The next morning, despite the rain, about half the group headed into town for a bike tour of Krakow which would take us around the old city, where we were staying and had eaten the night before; over to the Jewish quarter; and finally to the old Jewish ghetto, a tiny area of land where Jews had been forced to live during Nazi occupation of Krakow. The mix of architecture, history, religion and learning from the middle ages, renaissance, industrial age and modern age all mixed together on our tour and through the town, and the rain even let up a bit to allow us to enjoy the bike ride which took us along the river. One of the highlights of the tour was the visit to Schindler’s Factory, a bright point in the terrible stories of atrocities committed against the Jewish people during the Second World War.

Memorial in the Jewish Ghetto of Krakow

Memorial in the old Jewish Ghetto of Krakow

After our bike tour, a group of us stopped for lunch where I tried the baked cheese, a local sheeps cheese baked until soft, warm and gooey, and served with cranberries and cowberries; and the Zur Starpolski, a very rich rye flour soup with a creamy base and loaded with smoked bacon, sausage and boiled egg. It was warm-up food for the afternoon which I would spend wandering the streets of Krakow, enjoying the sights and window shopping through both the souvenirs, clothing, jewelry and occasional full sheepskin. I also made my way up to the stunning Krakow palace.

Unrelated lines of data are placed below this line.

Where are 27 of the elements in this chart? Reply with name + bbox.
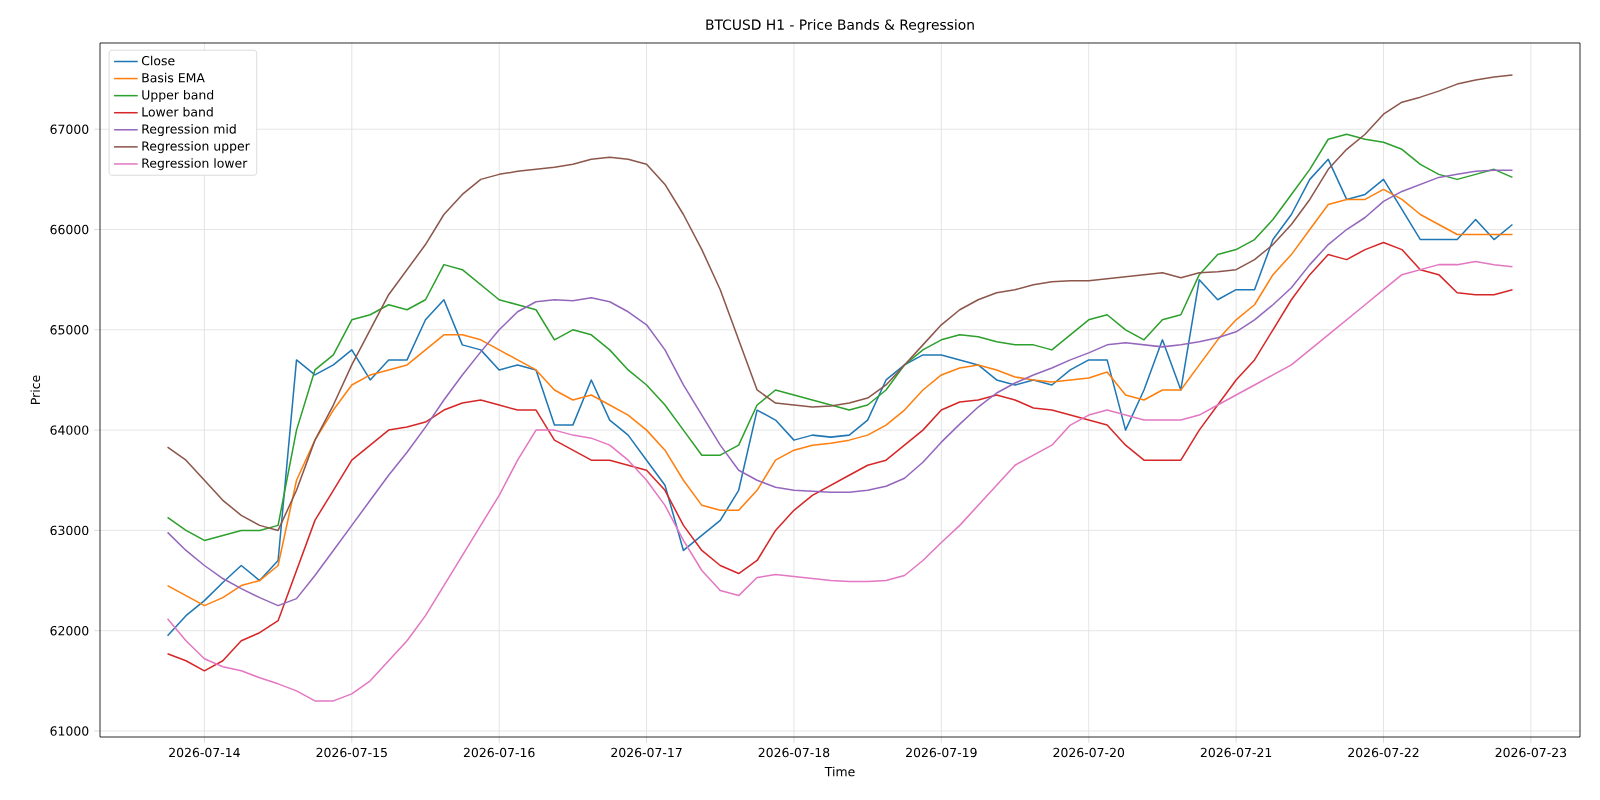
x-tick-label: 2026-07-18 (758, 747, 830, 758)
x-tick-label: 2026-07-22 (1348, 747, 1419, 758)
x-tick-label: 2026-07-15 (316, 747, 387, 758)
legend-label: Close (141, 55, 175, 66)
legend-label: Basis EMA (142, 72, 205, 83)
x-tick-label: 2026-07-16 (463, 747, 535, 758)
legend-label: Regression mid (142, 124, 236, 137)
y-tick-label: 61000 (50, 726, 89, 736)
x-tick-label: 2026-07-19 (906, 747, 977, 758)
x-tick-label: 2026-07-21 (1200, 747, 1272, 758)
legend-label: Regression lower (142, 158, 248, 171)
legend-label: Lower band (142, 106, 213, 117)
x-axis-title: Time (824, 766, 855, 777)
x-tick-label: 2026-07-23 (1495, 747, 1567, 758)
y-tick-label: 63000 (50, 525, 89, 536)
y-tick-label: 65000 (50, 325, 89, 335)
y-tick-label: 66000 (50, 224, 89, 235)
y-tick-label: 62000 (50, 625, 89, 636)
y-tick-label: 67000 (50, 124, 89, 134)
chart-title: BTCUSD H1 - Price Bands & Regression (706, 19, 974, 33)
y-axis-title: Price (30, 375, 41, 404)
x-tick-label: 2026-07-20 (1053, 747, 1125, 758)
legend-label: Upper band (142, 89, 214, 102)
legend-label: Regression upper (142, 141, 250, 154)
x-tick-label: 2026-07-14 (169, 747, 240, 758)
y-tick-label: 64000 (50, 425, 89, 435)
x-tick-label: 2026-07-17 (611, 747, 682, 758)
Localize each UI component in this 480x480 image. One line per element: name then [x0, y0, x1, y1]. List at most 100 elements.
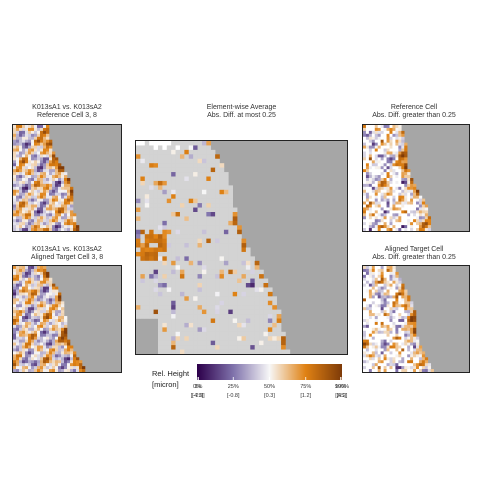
- target-small-cell: [43, 333, 47, 337]
- ref-small-cell: [13, 210, 17, 214]
- ref-small-cell: [28, 157, 32, 161]
- target-diff-cell: [401, 295, 405, 299]
- target-diff-cell: [392, 327, 396, 332]
- ref-small-cell: [13, 172, 17, 176]
- ref-diff-cell: [404, 189, 408, 194]
- target-small-cell: [46, 345, 50, 349]
- ref-diff-cell: [395, 145, 399, 149]
- ref-diff-cell: [380, 142, 384, 146]
- average-cell: [219, 287, 225, 293]
- ref-diff-cell: [383, 172, 387, 176]
- average-cell: [184, 154, 190, 160]
- target-diff-cell: [386, 327, 390, 332]
- target-diff-cell: [410, 360, 414, 364]
- ref-diff-cell: [389, 222, 393, 226]
- average-cell: [219, 265, 225, 270]
- ref-small-cell: [46, 133, 50, 138]
- ref-small-cell: [52, 175, 56, 179]
- ref-small-cell: [31, 166, 35, 170]
- ref-small-cell: [40, 225, 44, 229]
- target-small-cell: [55, 324, 59, 329]
- ref-diff-cell: [413, 195, 417, 199]
- legend-swatch: [268, 364, 270, 380]
- ref-diff-cell: [368, 175, 373, 179]
- target-small-cell: [34, 339, 38, 343]
- average-cell: [162, 331, 168, 337]
- average-cell: [184, 158, 190, 164]
- ref-small-cell: [58, 180, 62, 185]
- ref-diff-cell: [377, 125, 381, 129]
- ref-small-cell: [25, 180, 29, 185]
- ref-small-cell: [46, 157, 50, 161]
- target-small-cell: [43, 271, 47, 276]
- legend-swatch: [334, 364, 336, 380]
- ref-small-cell: [58, 166, 62, 170]
- average-cell: [232, 238, 238, 244]
- legend-swatch: [320, 364, 322, 380]
- ref-small-cell: [58, 183, 62, 188]
- ref-small-cell: [22, 178, 26, 182]
- average-cell: [254, 300, 260, 306]
- target-diff-cell: [371, 301, 376, 305]
- average-cell: [166, 331, 172, 337]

Everyone was tired and ready for a quiet night after our late night before and long day of touring the city so a small group of us went out for dinner where I managed to find the food highlight of my trip. Feeling adventurous, I ordered the roast pork knuckle. Unsure of what to expect, I waited eagerly while our waiter brought us the bread which was served with, instead of butter, a pot of spreadable lard. Moments later, a medieval feast was placed before me – a half kilo of meat, served in a wooden platter with a giant, sword-like knife, and massive wooden fork sticking out of the top. Not only did the meal look like something off a table from the 1300s but it was absolutely delicious, the pork roasted to perfection, covered in a sweet prune glaze, served with cranberries and horseradish sauce. I tried my best but couldn’t come close to finishing – or eating dessert despite our enthusiastic waiter plying us with samples of the apple cake and local bitter cheesecake. It was a meal to remember in a town to remember.

Full and very happy, our group managed to make it back to the hostel before an early night. The next morning we’d be driving to the Polish ski resort town of Zacopane where, we were promised, lay stunning alpine vistas, fresh air and, ominously, The Meat Palace.